オプトアウト権を選択、行使するのは選手なのだから、いわゆる“プレーヤー・フレンドリー(選手に有利)”なシステムであることは間違いない。年俸に見合うだけの活躍ができなかった場合、オプトインすれば以降の給料は保証される。ほぼ確実に昇給が望めそうなときにだけオプトアウト権を行使してFAになればいいわけで、この権利が欲しくないスタープレーヤーなど存在しないはずだ。
選手だけでなくチーム側にメリットも
2人は年齢的にも今が全盛期だけに、故障ががない限りはオプトアウトの可能性は高い。つまり、30歳のクエトとジャイアンツの契約は事実上は2年4600万ドル(約52億円)、31歳のプライスとレッドソックスは3年9000万ドル(約102億円)も同然という考え方もできる。
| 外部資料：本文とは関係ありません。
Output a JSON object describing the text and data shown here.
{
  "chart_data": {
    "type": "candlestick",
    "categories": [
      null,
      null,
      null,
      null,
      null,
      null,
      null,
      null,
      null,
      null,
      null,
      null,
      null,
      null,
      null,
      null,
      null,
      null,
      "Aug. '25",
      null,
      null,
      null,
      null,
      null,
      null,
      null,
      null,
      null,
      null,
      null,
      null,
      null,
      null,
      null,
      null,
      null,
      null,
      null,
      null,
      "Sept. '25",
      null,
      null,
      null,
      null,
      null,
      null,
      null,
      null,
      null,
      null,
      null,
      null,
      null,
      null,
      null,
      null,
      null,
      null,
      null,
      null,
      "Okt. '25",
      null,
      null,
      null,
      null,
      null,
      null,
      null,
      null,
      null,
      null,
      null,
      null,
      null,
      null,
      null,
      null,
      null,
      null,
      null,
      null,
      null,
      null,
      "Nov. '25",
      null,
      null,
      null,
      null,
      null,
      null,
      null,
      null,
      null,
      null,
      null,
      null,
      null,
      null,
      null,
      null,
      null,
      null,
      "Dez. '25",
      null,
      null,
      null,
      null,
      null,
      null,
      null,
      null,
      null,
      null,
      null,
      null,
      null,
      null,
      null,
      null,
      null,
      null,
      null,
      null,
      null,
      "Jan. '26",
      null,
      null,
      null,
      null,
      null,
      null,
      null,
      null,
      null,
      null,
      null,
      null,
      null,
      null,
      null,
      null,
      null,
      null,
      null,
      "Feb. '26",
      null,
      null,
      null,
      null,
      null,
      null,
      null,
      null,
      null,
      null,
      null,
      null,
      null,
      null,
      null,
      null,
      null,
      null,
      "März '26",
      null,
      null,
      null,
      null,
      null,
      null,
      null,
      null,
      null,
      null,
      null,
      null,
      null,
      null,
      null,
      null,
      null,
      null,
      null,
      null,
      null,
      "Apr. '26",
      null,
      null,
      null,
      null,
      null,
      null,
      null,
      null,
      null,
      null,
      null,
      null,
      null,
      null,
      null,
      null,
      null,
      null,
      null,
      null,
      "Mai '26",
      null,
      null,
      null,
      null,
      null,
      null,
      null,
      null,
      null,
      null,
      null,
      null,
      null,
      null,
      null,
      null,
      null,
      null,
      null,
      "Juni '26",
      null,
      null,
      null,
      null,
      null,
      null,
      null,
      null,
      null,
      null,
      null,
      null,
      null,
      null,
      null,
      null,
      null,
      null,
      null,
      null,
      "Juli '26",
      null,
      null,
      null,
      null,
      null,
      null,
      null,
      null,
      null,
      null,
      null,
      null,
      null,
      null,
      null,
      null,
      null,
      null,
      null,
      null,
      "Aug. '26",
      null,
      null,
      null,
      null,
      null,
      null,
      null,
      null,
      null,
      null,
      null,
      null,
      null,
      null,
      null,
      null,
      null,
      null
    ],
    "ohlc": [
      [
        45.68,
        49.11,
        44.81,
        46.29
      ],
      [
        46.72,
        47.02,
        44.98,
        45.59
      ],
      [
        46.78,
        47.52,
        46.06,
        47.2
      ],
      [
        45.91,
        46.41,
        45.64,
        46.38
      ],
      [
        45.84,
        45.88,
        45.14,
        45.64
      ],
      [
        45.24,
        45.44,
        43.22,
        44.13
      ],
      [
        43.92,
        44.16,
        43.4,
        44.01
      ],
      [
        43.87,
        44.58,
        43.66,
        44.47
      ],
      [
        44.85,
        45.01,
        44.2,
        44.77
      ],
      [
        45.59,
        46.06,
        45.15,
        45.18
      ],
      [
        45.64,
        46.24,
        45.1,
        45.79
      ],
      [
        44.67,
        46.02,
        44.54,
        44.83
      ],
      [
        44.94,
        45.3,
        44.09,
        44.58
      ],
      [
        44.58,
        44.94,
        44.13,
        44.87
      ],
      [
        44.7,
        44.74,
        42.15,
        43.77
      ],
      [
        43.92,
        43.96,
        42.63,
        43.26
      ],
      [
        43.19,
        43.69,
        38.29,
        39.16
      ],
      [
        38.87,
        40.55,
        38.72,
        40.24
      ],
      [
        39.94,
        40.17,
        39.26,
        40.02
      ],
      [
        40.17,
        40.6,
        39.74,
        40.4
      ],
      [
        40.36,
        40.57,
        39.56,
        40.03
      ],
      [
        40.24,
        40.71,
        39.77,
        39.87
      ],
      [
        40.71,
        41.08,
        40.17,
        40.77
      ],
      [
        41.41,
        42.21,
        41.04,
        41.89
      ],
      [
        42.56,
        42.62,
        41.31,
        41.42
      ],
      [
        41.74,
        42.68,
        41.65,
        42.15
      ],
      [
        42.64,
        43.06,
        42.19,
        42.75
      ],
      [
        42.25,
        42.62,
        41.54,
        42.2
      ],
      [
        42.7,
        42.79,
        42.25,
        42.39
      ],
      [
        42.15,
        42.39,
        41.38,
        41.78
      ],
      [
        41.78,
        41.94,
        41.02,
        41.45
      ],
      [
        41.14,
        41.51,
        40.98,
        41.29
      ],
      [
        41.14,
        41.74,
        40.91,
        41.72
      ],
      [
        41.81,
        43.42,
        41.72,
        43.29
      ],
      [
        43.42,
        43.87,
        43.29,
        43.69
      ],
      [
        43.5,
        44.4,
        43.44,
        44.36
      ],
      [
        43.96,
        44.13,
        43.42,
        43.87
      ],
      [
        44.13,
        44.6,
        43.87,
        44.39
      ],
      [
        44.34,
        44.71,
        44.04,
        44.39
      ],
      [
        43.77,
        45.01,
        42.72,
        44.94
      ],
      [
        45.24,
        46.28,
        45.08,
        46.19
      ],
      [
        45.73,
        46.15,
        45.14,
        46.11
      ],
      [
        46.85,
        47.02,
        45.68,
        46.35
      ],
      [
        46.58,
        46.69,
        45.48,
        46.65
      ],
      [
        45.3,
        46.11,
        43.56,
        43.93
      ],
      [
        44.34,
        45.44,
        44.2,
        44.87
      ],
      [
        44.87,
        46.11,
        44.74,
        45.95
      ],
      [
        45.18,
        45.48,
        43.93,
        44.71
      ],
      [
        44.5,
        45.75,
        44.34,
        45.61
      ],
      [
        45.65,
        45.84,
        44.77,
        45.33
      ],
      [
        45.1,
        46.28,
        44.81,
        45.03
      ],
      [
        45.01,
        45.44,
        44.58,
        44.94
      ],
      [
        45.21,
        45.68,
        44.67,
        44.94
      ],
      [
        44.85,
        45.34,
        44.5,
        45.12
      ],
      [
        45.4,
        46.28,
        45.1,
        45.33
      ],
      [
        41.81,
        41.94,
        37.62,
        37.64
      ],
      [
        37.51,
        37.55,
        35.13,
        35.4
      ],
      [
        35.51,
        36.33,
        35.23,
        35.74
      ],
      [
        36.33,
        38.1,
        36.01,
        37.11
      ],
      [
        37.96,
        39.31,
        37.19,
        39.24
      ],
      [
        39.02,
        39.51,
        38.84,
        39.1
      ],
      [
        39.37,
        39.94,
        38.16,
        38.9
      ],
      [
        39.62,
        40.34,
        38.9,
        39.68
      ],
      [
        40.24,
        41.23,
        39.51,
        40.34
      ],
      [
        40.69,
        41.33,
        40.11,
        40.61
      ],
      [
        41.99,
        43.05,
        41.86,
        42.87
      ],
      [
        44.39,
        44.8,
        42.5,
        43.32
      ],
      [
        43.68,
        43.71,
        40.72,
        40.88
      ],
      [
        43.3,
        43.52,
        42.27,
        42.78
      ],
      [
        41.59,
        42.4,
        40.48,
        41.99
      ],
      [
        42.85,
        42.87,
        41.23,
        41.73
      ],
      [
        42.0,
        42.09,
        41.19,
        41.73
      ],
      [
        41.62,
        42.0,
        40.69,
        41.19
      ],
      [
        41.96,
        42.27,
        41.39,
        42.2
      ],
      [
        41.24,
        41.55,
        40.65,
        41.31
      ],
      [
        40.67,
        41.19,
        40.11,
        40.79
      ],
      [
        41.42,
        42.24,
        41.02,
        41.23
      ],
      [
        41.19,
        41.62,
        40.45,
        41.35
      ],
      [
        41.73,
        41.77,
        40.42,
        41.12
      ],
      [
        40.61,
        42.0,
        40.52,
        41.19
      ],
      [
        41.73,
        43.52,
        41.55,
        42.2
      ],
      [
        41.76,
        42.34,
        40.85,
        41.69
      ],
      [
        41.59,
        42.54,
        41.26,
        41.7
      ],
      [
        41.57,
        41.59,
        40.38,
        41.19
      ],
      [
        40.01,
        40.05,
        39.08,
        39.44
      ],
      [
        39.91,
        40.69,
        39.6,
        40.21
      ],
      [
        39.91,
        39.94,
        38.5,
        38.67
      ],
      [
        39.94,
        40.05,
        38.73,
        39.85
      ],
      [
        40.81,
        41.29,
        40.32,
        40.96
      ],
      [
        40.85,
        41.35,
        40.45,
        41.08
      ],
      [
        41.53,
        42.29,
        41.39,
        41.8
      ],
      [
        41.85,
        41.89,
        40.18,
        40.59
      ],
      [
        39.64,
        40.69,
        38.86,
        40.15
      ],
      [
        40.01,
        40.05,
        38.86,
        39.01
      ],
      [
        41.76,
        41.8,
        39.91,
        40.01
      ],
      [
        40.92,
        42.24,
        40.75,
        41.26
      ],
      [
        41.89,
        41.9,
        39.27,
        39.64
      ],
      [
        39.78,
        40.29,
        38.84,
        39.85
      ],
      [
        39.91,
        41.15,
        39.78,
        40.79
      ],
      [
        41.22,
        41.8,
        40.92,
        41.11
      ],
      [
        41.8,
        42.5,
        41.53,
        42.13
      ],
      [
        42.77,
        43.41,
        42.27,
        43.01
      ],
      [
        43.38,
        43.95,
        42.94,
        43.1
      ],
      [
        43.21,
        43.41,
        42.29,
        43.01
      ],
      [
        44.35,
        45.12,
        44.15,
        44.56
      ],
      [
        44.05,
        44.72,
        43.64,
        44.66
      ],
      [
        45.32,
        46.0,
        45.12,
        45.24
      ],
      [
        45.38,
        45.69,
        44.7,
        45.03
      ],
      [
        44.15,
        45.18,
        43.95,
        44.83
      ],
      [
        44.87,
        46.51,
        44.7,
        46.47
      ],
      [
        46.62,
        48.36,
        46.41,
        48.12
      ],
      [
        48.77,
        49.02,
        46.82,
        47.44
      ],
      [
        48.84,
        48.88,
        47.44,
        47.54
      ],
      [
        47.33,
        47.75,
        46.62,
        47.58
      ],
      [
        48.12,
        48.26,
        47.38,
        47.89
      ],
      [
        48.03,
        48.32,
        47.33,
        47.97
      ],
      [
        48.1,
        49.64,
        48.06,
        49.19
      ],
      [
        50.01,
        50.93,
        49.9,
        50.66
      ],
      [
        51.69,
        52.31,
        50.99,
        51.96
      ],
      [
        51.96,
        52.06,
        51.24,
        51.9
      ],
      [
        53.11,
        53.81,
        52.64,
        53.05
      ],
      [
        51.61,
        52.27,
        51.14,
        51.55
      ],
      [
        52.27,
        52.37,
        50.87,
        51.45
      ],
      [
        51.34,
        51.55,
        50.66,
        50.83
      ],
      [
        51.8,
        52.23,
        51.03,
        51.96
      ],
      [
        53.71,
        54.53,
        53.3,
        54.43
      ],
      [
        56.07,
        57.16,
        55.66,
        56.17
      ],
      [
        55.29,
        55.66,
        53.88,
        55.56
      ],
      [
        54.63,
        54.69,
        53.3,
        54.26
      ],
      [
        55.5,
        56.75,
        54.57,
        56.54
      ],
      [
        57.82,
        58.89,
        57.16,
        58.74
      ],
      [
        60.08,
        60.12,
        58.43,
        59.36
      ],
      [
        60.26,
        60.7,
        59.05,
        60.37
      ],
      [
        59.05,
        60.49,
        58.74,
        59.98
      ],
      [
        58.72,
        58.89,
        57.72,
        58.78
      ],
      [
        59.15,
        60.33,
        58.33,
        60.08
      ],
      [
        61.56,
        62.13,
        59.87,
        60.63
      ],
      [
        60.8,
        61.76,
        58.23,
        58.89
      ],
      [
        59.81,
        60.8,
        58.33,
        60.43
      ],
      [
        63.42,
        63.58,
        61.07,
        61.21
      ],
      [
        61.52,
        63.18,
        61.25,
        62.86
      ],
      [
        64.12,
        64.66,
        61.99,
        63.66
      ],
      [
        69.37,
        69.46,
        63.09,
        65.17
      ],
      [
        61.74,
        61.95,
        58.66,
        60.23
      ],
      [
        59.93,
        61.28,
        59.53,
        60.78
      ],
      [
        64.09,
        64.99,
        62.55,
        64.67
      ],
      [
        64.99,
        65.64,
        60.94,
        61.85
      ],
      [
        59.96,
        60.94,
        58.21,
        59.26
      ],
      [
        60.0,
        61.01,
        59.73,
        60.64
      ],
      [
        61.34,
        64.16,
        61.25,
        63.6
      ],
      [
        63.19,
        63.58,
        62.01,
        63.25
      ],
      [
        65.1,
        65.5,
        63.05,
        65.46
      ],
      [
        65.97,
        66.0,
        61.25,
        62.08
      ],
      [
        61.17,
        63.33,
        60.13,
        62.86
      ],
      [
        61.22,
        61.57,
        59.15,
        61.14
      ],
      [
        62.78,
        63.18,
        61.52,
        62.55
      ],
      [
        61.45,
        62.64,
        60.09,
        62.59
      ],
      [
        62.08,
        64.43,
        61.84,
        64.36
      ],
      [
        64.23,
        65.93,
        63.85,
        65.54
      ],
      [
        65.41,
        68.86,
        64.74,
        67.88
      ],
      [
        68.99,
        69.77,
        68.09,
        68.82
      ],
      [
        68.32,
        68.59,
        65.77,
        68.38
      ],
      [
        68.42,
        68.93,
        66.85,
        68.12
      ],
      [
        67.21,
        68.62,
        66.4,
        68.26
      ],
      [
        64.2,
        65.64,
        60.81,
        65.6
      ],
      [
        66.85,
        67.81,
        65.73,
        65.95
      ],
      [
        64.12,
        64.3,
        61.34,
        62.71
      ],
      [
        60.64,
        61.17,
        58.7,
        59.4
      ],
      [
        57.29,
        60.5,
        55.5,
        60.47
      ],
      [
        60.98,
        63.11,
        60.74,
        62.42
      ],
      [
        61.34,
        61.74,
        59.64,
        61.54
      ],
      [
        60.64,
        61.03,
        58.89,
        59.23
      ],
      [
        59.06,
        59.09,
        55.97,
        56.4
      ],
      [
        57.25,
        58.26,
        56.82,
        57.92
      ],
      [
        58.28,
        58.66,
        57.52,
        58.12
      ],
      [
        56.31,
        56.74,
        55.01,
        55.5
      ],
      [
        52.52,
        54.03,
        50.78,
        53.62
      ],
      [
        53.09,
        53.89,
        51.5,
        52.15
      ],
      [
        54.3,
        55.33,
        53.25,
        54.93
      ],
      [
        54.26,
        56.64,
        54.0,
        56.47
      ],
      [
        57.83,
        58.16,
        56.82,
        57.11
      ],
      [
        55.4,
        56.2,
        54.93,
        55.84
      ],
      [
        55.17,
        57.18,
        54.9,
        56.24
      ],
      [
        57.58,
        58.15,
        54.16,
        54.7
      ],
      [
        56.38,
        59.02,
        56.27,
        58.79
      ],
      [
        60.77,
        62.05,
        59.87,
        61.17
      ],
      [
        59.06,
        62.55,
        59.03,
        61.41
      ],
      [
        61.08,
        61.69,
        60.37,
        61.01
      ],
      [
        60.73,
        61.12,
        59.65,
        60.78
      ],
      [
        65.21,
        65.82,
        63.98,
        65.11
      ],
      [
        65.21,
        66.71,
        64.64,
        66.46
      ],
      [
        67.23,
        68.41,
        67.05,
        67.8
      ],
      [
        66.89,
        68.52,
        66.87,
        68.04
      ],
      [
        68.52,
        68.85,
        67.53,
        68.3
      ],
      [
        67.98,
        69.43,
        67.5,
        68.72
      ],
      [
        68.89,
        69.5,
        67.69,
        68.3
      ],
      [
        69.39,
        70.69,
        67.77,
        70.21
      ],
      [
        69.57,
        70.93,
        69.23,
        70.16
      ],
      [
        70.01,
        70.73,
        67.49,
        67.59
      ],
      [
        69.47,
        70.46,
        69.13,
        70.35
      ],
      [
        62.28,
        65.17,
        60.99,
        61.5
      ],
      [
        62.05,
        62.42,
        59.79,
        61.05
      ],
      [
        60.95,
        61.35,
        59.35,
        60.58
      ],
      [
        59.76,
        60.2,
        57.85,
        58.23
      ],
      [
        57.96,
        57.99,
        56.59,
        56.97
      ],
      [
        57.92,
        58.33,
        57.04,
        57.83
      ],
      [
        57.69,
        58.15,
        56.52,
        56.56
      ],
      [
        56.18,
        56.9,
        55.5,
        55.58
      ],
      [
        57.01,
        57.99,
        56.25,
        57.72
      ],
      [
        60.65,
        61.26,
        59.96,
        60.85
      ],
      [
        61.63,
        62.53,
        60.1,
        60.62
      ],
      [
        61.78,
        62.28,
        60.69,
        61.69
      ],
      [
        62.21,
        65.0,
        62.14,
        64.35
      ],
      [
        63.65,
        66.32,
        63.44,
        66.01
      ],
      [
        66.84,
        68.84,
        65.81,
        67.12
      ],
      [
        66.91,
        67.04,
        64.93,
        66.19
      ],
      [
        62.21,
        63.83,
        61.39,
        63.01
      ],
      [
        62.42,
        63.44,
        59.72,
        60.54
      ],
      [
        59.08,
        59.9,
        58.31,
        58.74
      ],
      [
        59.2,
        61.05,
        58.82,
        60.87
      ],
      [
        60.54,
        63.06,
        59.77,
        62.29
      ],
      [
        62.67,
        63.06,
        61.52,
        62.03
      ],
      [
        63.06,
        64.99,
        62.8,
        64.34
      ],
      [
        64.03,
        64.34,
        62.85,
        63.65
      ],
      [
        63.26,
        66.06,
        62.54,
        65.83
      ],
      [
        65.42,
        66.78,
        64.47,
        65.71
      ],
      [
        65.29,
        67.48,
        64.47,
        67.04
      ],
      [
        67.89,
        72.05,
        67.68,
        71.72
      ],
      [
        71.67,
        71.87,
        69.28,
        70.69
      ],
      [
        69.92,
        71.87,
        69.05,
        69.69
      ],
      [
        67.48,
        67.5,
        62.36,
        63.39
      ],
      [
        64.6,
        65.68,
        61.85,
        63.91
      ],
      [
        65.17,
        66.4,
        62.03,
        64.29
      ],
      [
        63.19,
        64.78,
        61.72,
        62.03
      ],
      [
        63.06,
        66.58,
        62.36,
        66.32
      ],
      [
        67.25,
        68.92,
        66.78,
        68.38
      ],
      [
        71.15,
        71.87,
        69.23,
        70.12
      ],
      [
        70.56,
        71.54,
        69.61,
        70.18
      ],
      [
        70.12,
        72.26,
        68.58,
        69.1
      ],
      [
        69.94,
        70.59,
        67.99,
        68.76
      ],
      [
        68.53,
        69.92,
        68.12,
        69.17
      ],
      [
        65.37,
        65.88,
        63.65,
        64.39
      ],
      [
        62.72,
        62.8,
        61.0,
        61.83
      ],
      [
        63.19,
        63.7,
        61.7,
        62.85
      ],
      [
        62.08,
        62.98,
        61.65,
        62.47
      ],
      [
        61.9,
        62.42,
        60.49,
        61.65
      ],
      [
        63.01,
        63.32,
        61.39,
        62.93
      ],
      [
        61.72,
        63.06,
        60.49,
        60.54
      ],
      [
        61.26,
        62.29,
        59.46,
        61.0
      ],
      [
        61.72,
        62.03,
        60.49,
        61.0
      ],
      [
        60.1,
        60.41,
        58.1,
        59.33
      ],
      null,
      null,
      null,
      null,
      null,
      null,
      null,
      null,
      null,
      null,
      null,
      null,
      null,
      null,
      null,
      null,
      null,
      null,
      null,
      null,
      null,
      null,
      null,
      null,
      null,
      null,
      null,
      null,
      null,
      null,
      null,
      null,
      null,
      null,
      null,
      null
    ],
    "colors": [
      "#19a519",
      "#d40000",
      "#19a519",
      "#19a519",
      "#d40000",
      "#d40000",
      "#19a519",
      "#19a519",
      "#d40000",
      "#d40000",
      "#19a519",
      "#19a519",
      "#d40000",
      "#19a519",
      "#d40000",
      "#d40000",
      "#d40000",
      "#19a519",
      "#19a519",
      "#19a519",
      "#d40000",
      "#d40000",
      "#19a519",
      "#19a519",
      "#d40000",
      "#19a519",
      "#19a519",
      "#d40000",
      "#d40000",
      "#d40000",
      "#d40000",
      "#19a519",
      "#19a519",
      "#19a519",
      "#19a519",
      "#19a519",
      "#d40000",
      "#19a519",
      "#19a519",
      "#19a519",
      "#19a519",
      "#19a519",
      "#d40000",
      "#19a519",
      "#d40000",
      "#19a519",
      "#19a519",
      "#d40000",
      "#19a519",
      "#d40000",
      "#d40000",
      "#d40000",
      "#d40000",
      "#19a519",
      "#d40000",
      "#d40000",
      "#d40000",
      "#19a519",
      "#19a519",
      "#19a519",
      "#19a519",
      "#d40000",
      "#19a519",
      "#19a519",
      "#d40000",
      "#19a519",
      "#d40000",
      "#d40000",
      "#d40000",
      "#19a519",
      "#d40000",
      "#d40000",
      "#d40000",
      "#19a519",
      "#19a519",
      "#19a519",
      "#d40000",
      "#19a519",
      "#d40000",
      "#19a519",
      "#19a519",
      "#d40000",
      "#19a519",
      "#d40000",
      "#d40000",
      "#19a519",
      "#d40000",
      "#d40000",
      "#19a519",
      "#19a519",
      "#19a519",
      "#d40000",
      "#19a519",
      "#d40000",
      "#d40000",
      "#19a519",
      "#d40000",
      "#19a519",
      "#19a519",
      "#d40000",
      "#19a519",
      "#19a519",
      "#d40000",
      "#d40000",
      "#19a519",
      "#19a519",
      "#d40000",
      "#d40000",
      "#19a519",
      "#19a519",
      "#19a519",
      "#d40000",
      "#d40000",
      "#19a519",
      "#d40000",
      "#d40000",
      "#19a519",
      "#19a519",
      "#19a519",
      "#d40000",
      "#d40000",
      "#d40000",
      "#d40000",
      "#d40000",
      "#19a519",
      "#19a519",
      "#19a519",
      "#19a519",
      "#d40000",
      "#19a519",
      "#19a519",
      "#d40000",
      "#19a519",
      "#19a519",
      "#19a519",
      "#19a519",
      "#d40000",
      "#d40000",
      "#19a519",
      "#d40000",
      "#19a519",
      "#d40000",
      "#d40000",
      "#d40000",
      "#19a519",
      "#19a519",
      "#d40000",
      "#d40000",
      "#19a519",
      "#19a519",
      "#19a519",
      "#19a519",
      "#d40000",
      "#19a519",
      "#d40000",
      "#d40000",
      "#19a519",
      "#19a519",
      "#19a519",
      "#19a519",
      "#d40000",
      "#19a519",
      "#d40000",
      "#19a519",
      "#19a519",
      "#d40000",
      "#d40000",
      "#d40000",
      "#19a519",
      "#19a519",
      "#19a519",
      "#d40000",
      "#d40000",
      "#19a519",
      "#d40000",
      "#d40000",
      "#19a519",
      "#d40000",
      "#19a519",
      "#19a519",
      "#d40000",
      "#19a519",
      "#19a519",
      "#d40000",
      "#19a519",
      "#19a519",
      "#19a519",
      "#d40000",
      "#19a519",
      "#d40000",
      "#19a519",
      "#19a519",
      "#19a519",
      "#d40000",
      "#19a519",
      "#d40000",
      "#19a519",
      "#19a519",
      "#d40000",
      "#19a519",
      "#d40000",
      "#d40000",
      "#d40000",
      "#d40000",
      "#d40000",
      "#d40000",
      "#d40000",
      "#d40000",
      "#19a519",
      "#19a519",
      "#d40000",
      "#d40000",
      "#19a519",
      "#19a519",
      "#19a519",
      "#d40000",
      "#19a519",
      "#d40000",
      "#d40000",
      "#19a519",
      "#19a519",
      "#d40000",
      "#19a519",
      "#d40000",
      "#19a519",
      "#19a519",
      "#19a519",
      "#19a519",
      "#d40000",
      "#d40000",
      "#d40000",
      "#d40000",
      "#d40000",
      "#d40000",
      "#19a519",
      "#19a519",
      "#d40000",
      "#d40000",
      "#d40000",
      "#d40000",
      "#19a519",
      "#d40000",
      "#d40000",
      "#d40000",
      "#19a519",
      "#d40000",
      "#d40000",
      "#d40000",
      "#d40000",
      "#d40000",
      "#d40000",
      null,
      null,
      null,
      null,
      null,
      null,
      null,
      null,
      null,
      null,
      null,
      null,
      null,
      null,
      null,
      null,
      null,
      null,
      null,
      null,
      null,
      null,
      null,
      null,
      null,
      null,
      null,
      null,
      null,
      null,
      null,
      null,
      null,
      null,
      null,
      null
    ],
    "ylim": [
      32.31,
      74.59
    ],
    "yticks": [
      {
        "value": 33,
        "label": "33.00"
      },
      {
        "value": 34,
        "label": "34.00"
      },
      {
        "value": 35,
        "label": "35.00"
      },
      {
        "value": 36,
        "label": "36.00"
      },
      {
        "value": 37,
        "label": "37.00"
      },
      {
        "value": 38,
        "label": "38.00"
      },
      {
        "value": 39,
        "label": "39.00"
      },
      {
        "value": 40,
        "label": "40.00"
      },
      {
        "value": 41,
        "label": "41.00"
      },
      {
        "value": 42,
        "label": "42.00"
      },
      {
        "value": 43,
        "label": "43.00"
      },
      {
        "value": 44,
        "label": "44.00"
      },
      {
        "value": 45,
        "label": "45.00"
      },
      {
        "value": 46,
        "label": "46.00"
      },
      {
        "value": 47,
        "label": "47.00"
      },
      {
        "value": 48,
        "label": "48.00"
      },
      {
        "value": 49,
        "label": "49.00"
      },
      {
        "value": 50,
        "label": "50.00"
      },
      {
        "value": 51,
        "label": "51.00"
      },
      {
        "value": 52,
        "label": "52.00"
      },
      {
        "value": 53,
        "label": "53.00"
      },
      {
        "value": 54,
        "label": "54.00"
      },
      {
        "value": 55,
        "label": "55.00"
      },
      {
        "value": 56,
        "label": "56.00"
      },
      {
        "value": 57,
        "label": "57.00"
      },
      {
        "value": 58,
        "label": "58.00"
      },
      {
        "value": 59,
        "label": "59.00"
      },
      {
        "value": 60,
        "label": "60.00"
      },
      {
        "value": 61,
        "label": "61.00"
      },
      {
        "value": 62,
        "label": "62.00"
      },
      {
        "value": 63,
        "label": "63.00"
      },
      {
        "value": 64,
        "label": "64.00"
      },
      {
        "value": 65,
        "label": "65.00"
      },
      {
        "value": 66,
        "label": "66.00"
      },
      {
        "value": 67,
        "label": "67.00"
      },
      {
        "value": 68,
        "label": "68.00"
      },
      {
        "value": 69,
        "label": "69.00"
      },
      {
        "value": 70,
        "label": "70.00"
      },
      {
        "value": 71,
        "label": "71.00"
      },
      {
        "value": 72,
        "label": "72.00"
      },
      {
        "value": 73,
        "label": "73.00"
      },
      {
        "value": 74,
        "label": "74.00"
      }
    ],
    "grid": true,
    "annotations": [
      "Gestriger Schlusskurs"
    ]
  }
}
この両チームはピークのパフォーマンスが期待できる向こう2、3年を念頭に置き、エース級投手に巨額投資を行ったのだろう。もちろん故障、低迷のリスクは残るが、リスキーではない高額契約など存在しない。“結局は短期で済む長期契約”が可能になったこと自体が、チーム側にとってのアドバンテージと言っていい。